I went to see my neurologist yesterday and each time I visit him, he makes me fill out a check-in form. Just so he has an update on my health and social concerns. This morning when I reflected back on how I filled out the form, I was a bit surprised at myself. I said that there were NO changes in my social life since my last visit. Which isn't exactly true. Since my last visit I lost Margaret. In fact, if I gave him the full low down on my losses, I would have to say I lost my friend Mary in March, my friend Jocelyn in April, and Margaret in June. However, I am so conditioned by our medical community's lack for interest and respect for psychosocial concerns, that I totally discounted them for myself, and instead responded NO! I am pointing this out because I live and breathe psychosocial issues ALL the time. I write about them daily on the blog, and yet in a health care setting, I do not always advocate for them myself! This is because we operate in a system which treats the patient as just that, a number, a part, NOT of a whole. When you are the patient, it is much harder to integrate these parts for yourself. I am much better at doing this for someone else, which is why I am usually a better advocate for someone else.
Yet to be fair to myself there are also times where I also do not want to reveal the issues I am contending with such as pain and loss.
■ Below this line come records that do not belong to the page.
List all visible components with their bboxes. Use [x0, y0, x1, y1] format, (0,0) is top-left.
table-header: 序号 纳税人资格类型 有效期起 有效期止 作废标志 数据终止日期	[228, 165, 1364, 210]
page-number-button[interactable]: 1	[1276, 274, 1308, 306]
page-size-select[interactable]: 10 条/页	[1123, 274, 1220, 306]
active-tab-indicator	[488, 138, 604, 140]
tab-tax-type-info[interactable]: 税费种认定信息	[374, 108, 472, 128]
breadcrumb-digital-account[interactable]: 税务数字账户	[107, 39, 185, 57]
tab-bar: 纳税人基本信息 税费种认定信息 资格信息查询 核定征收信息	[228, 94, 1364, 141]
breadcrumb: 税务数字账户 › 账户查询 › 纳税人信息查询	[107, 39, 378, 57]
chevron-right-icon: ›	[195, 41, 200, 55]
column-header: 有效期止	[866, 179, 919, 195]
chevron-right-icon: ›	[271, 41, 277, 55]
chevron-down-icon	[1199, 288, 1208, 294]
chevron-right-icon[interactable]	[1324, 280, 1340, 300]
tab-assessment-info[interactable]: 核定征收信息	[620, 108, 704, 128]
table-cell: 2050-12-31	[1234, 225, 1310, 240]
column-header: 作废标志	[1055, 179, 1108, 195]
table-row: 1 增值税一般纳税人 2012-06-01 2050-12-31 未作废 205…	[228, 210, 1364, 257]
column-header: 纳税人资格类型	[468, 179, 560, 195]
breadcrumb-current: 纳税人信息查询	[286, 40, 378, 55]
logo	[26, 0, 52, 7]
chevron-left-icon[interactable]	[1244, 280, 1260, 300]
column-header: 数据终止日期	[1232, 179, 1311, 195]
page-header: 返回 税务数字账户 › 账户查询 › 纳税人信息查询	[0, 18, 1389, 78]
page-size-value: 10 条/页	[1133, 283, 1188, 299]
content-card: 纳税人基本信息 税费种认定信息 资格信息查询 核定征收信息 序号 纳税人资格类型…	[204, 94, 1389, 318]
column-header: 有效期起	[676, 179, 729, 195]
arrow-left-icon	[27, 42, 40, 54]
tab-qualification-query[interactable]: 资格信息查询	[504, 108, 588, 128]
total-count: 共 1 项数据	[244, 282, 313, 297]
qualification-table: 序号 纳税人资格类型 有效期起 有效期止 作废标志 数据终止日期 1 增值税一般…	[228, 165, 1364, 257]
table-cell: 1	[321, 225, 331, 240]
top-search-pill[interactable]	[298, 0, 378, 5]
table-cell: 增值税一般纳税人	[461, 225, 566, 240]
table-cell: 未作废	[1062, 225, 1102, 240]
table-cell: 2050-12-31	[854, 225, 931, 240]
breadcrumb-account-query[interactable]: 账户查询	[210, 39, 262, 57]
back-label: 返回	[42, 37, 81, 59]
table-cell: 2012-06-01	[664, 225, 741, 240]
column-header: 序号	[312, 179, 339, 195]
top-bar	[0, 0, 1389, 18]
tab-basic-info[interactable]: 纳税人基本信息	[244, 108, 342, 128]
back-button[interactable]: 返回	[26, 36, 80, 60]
This doctor already knows about my loss with Mattie, and there are just so many crises and traumas that I want to discuss at once with a medical doctor.
Seneca's quote I thought was lovely. When I was in graduate school, I had the opportunity to meet my friend, Mary Ann. We became partners in crime in our ethics class together. We loved to analyze cases, issues, and consulted with each other inside and outside of the classroom then and even to this day. We have had our ups and downs in life, and through these times we remain connected. I even learned today how intertwined our lives are over certain dates, like August 5. On August 5, we learned that Mattie's cancer was terminal, it had spread to his liver and lungs. This also happens to be a significant date for Mary Ann too, and I never knew that until our correspondence today.
My friend Denise, who I also met in grad school, was telling me something quite similar to this two weeks ago. Especially as it related to Mattie's diagnosis day. As I was telling her about how horrible the day was for me and every aspect of that day, she was reflecting on a lunch she and I had weeks prior to Mattie's diagnosis day. So ironically when she thinks of Mattie's diagnosis, she reflects back on that lunch we had together. Like the happiness before the fall. I find it intriguing to see how the gift of special friendships help create a fuller picture of my life, my memories, and thankfully help me feel understood during times when grief seems so perplexing.